Monday, January 24, 2011

Foolproof Roast Beef


Most cooks are familiar with the Joy of Cooking cookbook, but I wasn't until a few years ago. I had seen the title at the library, in bookstores, and in other people's kitchens, but I had never looked inside. I knew it was very popular and that cooks have been using it to cook for decades. When I joined a cookbook club about a year ago I decided to give it the Joy of Cooking a try, and I'm really glad I did. It is my new favorite because it has just about any answer to any question you might have about how to cook a particular kind of food and how a certain food is used in cooking. This edition was published in celebration of its 75th Anniversary when a widow by the name of Irma Rombauer self-published the cookbook, using her own savings to do it. Her daughter joined in and helped her with illustrations and recipe testing. Irma's grandson now heads up the publishing of JOC. I love it when families work hard to share in a project like this.
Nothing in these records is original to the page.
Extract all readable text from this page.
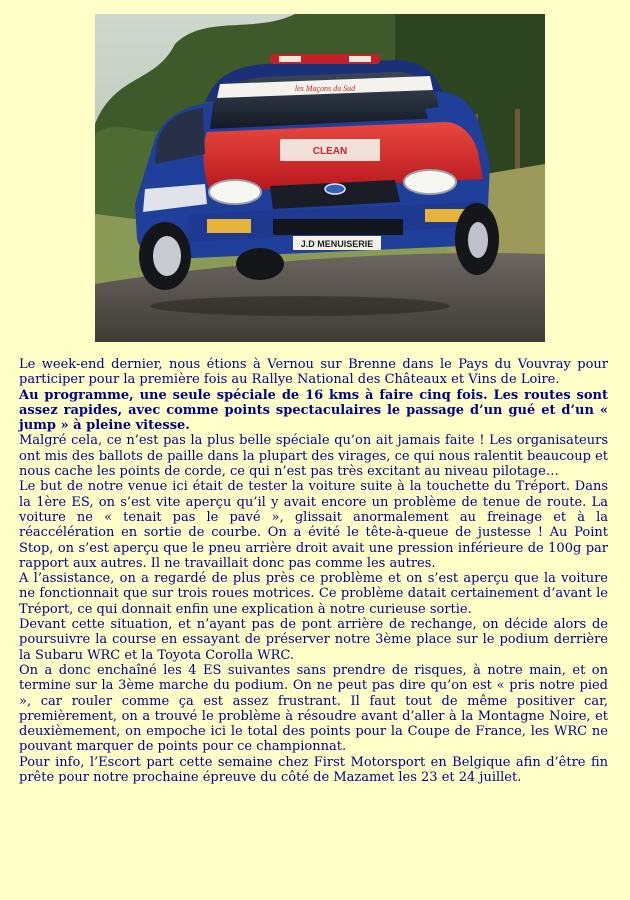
les Maçons du Sud
CLEAN
J.D MENUISERIE

Le week-end dernier, nous étions à Vernou sur Brenne dans le Pays du Vouvray pour participer pour la première fois au Rallye National des Châteaux et Vins de Loire.

Au programme, une seule spéciale de 16 kms à faire cinq fois. Les routes sont assez rapides, avec comme points spectaculaires le passage d’un gué et d’un « jump » à pleine vitesse.

Malgré cela, ce n’est pas la plus belle spéciale qu’on ait jamais faite ! Les organisateurs ont mis des ballots de paille dans la plupart des virages, ce qui nous ralentit beaucoup et nous cache les points de corde, ce qui n’est pas très excitant au niveau pilotage…

Le but de notre venue ici était de tester la voiture suite à la touchette du Tréport. Dans la 1ère ES, on s’est vite aperçu qu’il y avait encore un problème de tenue de route. La voiture ne « tenait pas le pavé », glissait anormalement au freinage et à la réaccélération en sortie de courbe. On a évité le tête-à-queue de justesse ! Au Point Stop, on s’est aperçu que le pneu arrière droit avait une pression inférieure de 100g par rapport aux autres. Il ne travaillait donc pas comme les autres.

A l’assistance, on a regardé de plus près ce problème et on s’est aperçu que la voiture ne fonctionnait que sur trois roues motrices. Ce problème datait certainement d’avant le Tréport, ce qui donnait enfin une explication à notre curieuse sortie.

Devant cette situation, et n’ayant pas de pont arrière de rechange, on décide alors de poursuivre la course en essayant de préserver notre 3ème place sur le podium derrière la Subaru WRC et la Toyota Corolla WRC.

On a donc enchaîné les 4 ES suivantes sans prendre de risques, à notre main, et on termine sur la 3ème marche du podium. On ne peut pas dire qu’on est « pris notre pied », car rouler comme ça est assez frustrant. Il faut tout de même positiver car, premièrement, on a trouvé le problème à résoudre avant d’aller à la Montagne Noire, et deuxièmement, on empoche ici le total des points pour la Coupe de France, les WRC ne pouvant marquer de points pour ce championnat.

Pour info, l’Escort part cette semaine chez First Motorsport en Belgique afin d’être fin prête pour notre prochaine épreuve du côté de Mazamet les 23 et 24 juillet.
It would take me a lifetime to try all the recipes in this book (not that I'm going to try!) but I know if I have doubts about how to cook a particular food, I can usually find the answer in this one.

My most successful result of a recipe is for Roast Beef. It comes out perfectly every single time. A meat thermometer is essential for this recipe, so I recommend you get one before even trying it. The other important thing is to set your oven on the high temperature it calls for. My oven only goes up to 500 degrees but it's enough. It really does make a difference. I have used a sirloin tip roast and an eye of round roast for this recipe.

Roast Beef

These directions are for the large, tender cuts we think of as Sunday dinner roast beef. Count on 2 servings per pound for bone-in roasts, 3 servings per pound for boneless roasts. The most tender are the standing rib roast and the rolled rib roast. The sirloin tip roast, eye of round, or rolled rump may be cooked the same way.

Preheat the oven to 550 degrees. Having removed the roast from the refrigerator 2 hours before, place the meat fat side up on a rack in a greased shallow roasting pan. Do not cover, and don't add liquid. Put the roast in the oven, immediately reduce the heat to 350 degrees and roast 18 to 20 minutes to the pound for medium-rare. A rolled roast will require 5 to 10 minutes longer to the pound. A thermometer should read between 125 degrees and 130 degrees for rare and 135 degrees and 140 degrees for medium. Let rest. Carve.